Note that this test of the P7 lamp at night was the worst case scenario: Completely unlit road, and the rider with the P7 lamp had it aimed quite far, so you get a very high intensity light shining in your face.
I later tested inside a city on a street with plenty of street lamps, with the P7 aimed not very far away. The light was very bright but didn't blind me. Aiming the lamp further was very annoying and though I wasn't blinded as there was plenty of light on the street, it was getting very close to being blinded.
Update 3 December 2010: I already noted this with my review of the Lupine Betty 2011, but will place it here as well: The oncoming test with the Lupine Betty made it clear it's not the amount of light per se that blinds you, but having a fairly strong hotspot. A strong light in your face such as the Lupine Betty is very unpleasant, but won't blind you completely because the beam is much more homogeneous, so you can still see the road from the light that the Betty puts out. This doesn't work for the Magicshine, as its hotspot is fairly strong, and its main beam is weak except very close to the bike.

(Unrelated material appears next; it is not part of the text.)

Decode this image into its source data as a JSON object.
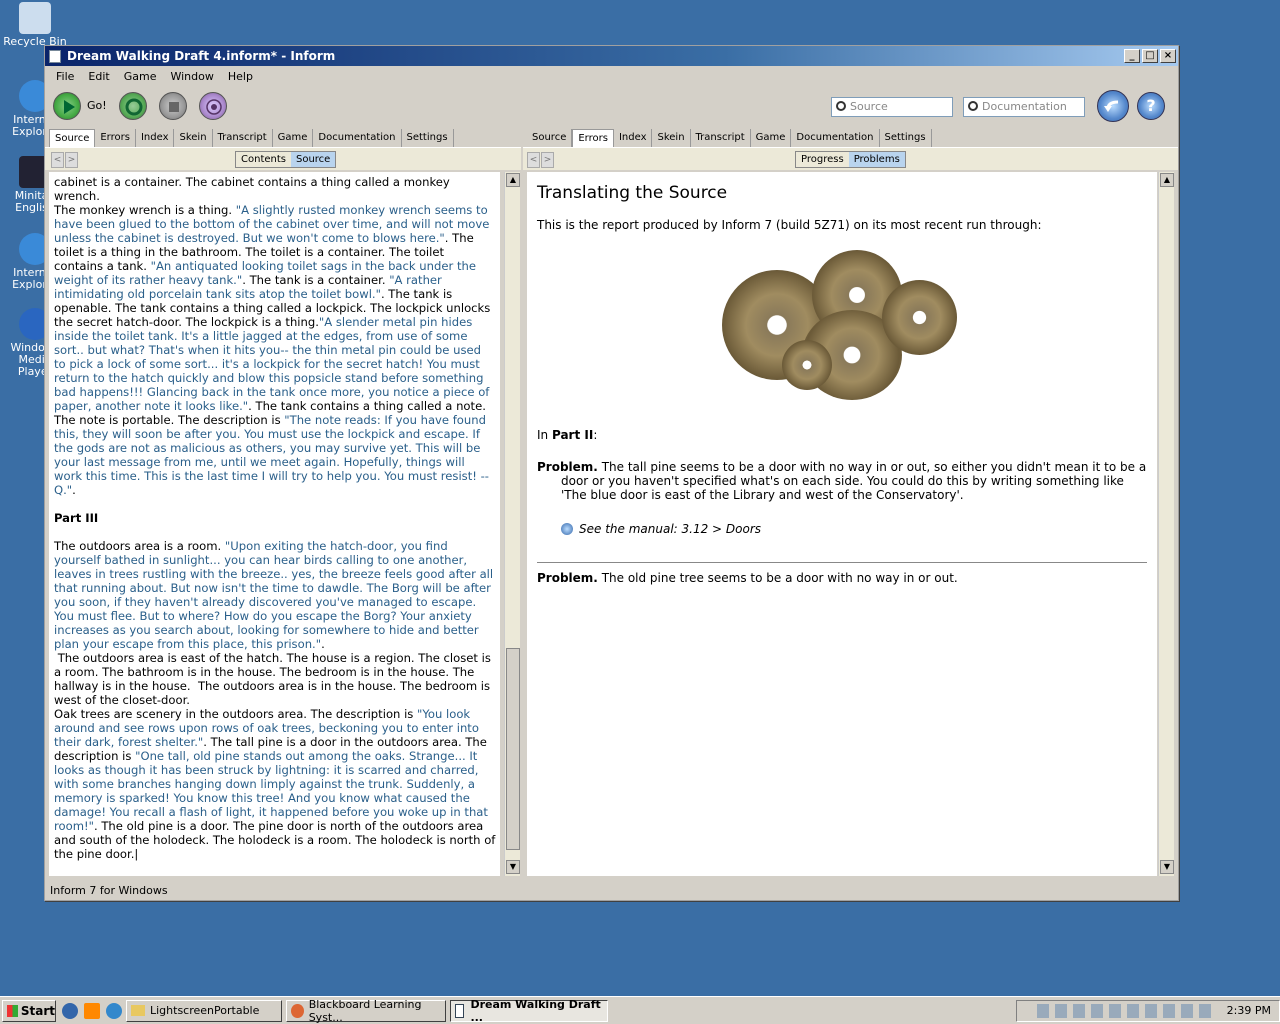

The Magicshine is amazing for the price, and shows what more light can do. It gives more comfort and it is nice to have more light on the road than the Edelux gives (which is the case for a short distance from the front wheel) as I've experienced when comparing it to the Edelux. However, the circular beam is annoying to oncoming traffic, and even dangerous in some cases as you get totally blinded for a fair distance, and whether set on high beam or low beam makes almost no difference to that. Further, the beam doesn't give a smooth light carpet that the Edelux gives, which means it's actually not any better than the Edelux (for riding on the road). So it shows that more light on the road is very nice but also that a beam with cutoff is necessary for not annoying oncoming traffic, safety, and using the available light efficiently.
One final point: An Edelux that's aimed incorrectly (with the cutoff above the horizon) is even worse than the Magicshine for oncoming traffic. More about this can be found on the page about annoyances caused by lamps.